Ma particule est infiniment belle, précieuse, estimable. Elle confère à ma
tête noblesse, grâce, dignité. Cette lumière patronymique est digne de respect,
de fierté, d'éloges. Elle me différencie de ceux qui en sont dépourvus :
sans-naissance, viles extractions, fils et filles de peu, enfants de rien. Ces
derniers cependant demeureront froids face à ma flamme, et c'est tant mieux !
Que chacun se satisfasse de ce qu'il a, de ce qu'il est, ainsi que de sa place
!
L'inégalité en ce domaine n'est pas vaine. Encore moins abusive. C'est
aussi à travers ce genre de différences (certains les appelleront sottement
"injustices") que les uns et les autres se positionnent dans le monde. Et
trouvent leur vrai chemin. L'égalité pure et dure est un enfer en vérité. Le
bonheur n'est pas égalitaire : la misère des uns peut très bien constituer la
richesse des autres et inversement.
Mon titre à deux lettres attise mépris certes, mais également envies.

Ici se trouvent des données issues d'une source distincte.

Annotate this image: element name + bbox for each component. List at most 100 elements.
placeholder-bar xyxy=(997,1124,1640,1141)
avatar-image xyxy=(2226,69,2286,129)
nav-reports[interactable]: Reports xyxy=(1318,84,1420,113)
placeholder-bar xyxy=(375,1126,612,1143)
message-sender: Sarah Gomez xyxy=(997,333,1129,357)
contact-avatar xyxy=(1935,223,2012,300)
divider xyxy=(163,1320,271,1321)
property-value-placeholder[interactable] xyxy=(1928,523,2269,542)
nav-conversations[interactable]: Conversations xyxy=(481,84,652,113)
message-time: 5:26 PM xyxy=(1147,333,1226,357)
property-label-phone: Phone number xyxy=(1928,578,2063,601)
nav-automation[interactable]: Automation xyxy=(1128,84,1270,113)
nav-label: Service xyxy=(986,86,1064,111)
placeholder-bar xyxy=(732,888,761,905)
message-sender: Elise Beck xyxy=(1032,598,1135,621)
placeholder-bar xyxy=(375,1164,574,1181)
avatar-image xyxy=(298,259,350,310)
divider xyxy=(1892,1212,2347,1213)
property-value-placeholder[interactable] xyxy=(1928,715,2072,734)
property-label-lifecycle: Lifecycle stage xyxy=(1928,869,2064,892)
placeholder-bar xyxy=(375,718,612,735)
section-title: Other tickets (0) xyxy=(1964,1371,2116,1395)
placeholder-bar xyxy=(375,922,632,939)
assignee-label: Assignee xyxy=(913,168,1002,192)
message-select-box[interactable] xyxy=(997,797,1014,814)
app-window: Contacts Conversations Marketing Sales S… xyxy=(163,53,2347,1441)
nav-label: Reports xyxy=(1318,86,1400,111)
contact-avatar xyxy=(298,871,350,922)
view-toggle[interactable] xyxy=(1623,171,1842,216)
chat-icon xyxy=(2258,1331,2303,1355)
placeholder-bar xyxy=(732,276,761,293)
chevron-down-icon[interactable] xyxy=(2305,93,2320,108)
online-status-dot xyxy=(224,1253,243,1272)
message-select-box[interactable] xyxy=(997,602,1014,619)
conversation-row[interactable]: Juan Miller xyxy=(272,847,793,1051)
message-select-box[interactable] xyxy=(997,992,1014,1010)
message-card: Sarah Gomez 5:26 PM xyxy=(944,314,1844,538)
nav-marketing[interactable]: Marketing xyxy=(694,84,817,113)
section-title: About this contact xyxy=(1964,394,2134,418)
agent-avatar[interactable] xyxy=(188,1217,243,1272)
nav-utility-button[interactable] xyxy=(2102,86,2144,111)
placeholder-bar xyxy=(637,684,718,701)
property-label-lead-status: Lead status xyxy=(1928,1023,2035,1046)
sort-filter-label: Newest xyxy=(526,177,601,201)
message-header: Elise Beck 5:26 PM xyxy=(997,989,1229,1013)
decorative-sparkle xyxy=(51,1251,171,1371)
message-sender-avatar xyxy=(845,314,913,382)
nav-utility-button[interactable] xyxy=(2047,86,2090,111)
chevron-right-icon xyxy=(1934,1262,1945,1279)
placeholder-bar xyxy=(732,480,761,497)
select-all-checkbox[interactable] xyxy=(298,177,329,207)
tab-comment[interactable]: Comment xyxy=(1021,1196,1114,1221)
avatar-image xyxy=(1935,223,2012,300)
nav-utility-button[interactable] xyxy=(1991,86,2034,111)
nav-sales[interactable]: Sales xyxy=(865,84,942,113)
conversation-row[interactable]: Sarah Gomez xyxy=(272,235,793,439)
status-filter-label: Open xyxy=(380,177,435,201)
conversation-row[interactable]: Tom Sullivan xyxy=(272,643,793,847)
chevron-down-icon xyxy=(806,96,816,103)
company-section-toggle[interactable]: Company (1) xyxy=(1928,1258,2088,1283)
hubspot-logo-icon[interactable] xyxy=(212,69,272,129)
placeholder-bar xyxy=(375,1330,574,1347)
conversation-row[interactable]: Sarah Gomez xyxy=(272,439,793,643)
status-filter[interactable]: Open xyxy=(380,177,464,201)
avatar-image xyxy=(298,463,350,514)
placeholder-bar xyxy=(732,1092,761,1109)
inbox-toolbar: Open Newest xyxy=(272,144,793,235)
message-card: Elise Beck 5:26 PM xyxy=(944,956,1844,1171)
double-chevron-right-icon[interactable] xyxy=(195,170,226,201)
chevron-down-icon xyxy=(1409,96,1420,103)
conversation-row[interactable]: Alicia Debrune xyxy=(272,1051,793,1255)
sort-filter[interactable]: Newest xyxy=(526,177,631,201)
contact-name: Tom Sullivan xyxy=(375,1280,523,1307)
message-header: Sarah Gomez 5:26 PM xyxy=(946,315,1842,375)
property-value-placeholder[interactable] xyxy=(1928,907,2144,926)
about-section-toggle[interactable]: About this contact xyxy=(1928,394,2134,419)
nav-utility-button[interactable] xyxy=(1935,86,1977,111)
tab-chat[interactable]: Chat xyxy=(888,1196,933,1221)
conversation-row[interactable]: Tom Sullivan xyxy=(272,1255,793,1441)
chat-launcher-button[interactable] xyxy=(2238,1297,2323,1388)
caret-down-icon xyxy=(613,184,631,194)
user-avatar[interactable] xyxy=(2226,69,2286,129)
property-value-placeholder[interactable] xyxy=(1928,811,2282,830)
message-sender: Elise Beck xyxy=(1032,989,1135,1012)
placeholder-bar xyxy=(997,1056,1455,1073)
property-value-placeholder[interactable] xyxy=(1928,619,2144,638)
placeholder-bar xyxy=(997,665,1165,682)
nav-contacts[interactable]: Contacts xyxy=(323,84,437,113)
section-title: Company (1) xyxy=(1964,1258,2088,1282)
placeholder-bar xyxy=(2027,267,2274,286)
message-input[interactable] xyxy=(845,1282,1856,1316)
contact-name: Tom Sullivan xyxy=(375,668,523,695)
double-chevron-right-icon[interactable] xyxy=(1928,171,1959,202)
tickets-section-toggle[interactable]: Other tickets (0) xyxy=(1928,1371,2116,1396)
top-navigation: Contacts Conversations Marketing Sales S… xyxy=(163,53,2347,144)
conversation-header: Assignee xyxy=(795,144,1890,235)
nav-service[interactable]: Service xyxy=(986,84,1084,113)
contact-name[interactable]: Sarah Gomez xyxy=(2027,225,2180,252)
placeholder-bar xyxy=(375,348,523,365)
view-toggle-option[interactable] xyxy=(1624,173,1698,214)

Il déchaîne orages noirs et passions lumineuses, fait naître maintes
jalousies, inspire indifférence affectée si classique et autres bas sentiments
humains. Ce qui est naturel puisque posséder cet impalpable trésor est un
privilège de salon : le genre de faveur inutile qui exaspère.
Ou fait rêver.
Bref, posséder cette marque d'élection est un véritable dont du sort, au
moins selon mes critères personnels. Ce qui compte à mes yeux, c'est d'avoir été
élu "DE". Peu importe le prix de ce divin agrément. Cette sorte de préfixe, qui
est pour moi un immense honneur, exprime la gratuité céleste par excellence.
Cette raison, futile pour le monde j'en ai bien conscience, suffit néanmoins
pour que je sois heureux d'en posséder une.